The Daily Mirror, with the most apposite of front page puns, sums up England's World Cup exit: Rout of Africa!
It is the best of the headlines as newspaper editors seek to turn another football defeat at the hands of Germany into some kind of national disaster. The Sun page one, followed by eight news pages and nine more sports pages, turns on the players: You let your country down.
The Daily Star, maintaining its tasteless jingoistic stance until the last, splashes on Fritz all over.
The front page of the Daily Mail, reverting to the kind of second world war reference it has previously eschewed, choses to carry a quote for an inside piece by Richard Littlejohn: “If The Few had defended as badly as England we'd all be speaking German now”. That quote surmounts an image of a suitably dejected Wayne Rooney, whose picture features in the majority of sports sections.
The Daily Express carries only a blurb: “Woeful England are heading home”.
The serious papers, all of which carry big front page articles, stick to the gloom and despondency. The Independent shows the disallowed England goal overprinted with the headline: Over... and out.
A sub-deck says: “They scored a perfectly good goal that wasn't awarded, but England shouldn't complain. Germany outplayed them”.
Most of these choose headlines reflecting the thoughts of their sports writers. So the Daily Telegraph carries the beginning of an article by Jim White, “48 years of pain... and counting”.
The Financial Times says: “Let down: England thrashed by Germany in World Cup”. Inside is an excellent piece by Simon Kuper, Football has changed, England have not.
“When German football hit bottom a decade ago,” he writes, “it identified its problems as a lack of skill and passing ability.” So it set out to produce speedy and skilful young players. England must do the same and "stop producing huge, immobile keepers and centre backs."

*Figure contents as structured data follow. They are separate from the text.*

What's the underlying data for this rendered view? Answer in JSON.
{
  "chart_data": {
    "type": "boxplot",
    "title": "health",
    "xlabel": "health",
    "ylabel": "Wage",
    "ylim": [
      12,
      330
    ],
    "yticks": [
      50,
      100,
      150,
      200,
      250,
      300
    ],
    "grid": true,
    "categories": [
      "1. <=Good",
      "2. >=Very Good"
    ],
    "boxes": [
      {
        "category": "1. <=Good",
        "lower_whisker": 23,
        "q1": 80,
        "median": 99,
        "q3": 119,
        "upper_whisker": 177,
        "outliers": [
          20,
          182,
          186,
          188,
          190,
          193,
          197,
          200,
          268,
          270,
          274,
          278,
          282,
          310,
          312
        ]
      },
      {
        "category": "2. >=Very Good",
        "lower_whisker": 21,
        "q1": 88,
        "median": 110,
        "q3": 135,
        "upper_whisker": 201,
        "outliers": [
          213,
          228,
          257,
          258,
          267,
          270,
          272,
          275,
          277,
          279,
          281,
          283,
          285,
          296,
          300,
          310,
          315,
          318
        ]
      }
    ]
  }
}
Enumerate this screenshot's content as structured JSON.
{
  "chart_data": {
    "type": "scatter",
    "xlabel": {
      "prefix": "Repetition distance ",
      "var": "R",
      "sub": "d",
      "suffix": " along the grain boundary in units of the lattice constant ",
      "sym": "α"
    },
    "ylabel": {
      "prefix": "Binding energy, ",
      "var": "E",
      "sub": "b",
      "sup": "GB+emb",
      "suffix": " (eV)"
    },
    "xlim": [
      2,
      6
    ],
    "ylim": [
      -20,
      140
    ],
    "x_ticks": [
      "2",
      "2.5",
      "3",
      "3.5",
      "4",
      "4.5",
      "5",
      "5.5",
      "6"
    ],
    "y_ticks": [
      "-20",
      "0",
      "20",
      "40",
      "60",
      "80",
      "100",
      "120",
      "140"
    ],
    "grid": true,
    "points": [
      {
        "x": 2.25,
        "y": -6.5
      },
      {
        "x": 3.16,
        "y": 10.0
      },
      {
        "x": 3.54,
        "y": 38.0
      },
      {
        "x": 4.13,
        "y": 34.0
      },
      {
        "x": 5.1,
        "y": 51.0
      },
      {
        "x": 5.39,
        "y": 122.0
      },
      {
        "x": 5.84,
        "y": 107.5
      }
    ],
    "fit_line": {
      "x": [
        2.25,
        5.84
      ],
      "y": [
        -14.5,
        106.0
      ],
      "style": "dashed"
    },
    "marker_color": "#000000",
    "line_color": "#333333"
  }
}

Most of the leading football writers agree with Kuper. Simon Barnes’s Times article, — Eins (one), zwei (two), drei (three) your eyes: this was the logical end to another dire campaign — argues that it “was not a freak result” but “a mercilessly accurate reflection of England's performance.” He writes: England lost by a huge margin because they deserved to lose by an even huger margin...
One consistent theme, naturally enough, is the fate of Capello. Should he go soon or should he go quicker? The Telegraph's Henry Winter is in no doubt: “Capello got it wrong and must go now”. The Mirror agrees, this time choosing a rather silly pun for its back page: Fabigo.